Secondary markets all but ignored Sunday’s result this week, suffering far less turbulence than last week in the run up to the vote.
Much of that is likely because the ‘no’ vote that led to Renzi’s vote was already priced in — ‘no’ had been ahead in the polls for several months before the referendum was held — but just as important is the strong expectation that the ECB will do the bare minimum of QE extension on Thursday by flipping the end date of its bond buying programme six months past the planned March 2017 finish.
Of course, the equation for whether more ECB action is justified — from a purely macroeconomic point of view — has been changing over the last few months.

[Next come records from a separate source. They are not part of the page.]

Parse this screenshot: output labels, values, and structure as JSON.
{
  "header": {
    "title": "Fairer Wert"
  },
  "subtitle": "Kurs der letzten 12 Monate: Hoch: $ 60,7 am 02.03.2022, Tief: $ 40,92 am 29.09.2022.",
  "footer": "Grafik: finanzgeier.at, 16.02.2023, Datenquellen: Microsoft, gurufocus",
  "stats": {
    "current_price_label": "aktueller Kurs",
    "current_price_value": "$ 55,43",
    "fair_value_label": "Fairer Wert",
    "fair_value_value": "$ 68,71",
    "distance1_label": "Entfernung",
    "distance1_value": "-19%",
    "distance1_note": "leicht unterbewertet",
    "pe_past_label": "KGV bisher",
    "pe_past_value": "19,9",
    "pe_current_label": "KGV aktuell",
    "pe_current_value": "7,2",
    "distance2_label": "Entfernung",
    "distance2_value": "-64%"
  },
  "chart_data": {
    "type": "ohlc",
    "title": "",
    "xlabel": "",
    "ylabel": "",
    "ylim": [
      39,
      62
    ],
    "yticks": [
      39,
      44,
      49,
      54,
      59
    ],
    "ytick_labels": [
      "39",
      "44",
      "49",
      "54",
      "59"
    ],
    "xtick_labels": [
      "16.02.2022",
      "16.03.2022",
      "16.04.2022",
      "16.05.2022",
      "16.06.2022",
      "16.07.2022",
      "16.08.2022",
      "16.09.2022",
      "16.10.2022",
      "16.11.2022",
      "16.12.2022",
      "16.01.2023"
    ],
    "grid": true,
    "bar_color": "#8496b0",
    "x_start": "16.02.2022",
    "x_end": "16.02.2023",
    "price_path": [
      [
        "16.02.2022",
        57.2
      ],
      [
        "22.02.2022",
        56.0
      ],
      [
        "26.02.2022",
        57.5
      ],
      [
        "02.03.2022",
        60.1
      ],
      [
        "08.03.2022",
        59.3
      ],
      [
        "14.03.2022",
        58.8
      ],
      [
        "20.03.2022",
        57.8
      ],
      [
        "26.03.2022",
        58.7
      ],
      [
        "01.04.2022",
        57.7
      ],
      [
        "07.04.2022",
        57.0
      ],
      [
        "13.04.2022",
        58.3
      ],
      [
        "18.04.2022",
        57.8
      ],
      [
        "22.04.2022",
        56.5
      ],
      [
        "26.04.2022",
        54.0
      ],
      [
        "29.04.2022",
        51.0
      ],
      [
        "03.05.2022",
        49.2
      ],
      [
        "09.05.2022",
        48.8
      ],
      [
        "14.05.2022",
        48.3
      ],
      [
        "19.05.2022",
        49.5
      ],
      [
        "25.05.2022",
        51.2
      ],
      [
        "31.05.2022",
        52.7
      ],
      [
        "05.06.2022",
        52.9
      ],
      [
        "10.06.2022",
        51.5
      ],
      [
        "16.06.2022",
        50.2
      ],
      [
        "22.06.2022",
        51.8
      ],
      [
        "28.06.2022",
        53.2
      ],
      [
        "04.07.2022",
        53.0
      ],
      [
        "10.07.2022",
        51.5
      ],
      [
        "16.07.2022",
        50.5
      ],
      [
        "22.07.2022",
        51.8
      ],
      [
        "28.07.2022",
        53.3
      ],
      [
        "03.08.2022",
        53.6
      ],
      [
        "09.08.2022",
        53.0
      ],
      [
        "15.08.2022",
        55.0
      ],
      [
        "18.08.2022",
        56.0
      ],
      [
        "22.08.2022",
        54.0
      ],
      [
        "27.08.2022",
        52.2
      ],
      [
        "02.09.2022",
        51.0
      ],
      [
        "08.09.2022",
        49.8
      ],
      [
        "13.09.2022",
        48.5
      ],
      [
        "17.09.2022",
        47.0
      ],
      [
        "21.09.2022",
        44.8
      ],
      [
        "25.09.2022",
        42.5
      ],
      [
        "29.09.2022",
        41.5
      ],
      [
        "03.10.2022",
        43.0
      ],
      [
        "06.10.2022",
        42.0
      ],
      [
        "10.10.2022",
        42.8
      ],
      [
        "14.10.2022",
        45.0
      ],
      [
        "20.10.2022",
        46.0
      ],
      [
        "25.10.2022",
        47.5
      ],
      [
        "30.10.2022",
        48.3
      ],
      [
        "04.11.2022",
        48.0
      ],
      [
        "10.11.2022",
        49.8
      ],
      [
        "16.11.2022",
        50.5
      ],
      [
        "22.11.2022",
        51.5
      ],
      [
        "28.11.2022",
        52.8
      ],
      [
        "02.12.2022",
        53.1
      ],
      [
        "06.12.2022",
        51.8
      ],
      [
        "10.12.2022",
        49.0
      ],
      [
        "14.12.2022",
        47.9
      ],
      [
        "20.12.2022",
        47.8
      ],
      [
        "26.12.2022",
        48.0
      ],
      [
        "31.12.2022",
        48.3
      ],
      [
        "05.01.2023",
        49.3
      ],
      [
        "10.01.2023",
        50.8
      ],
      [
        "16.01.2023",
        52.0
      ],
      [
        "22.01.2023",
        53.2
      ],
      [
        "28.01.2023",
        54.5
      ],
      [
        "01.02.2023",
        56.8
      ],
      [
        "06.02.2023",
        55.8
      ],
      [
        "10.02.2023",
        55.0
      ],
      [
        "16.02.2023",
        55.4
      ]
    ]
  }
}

Developed market inflation expectations were already rising before Donald Trump won the US election in early November, promising tax cuts and infrastructure spending that gave inflation prospects the kind of pick-me-up that they haven’t enjoyed this decade.
That may well have had some in ECB quarters thinking that they could hold fire at this next meeting and see how 2017 opens up — not least to see whether Trump keeps his promises or his claims prove to be overblown.
But with the political picture in Italy now unclear — although still far from the “crisis” that some have labelled it — and worries over the country’s banking sector growing stronger, the ECB may well feel compelled to do all it can to keep a lid on Italy’s government bond yields.
Mario Draghi and co might have been feeling that, finally, fiscal measures and inflation were kicking in without them having to wave their monetary wand.
If that was the case, then Draghi’s compatriots have just ruined his Christmas.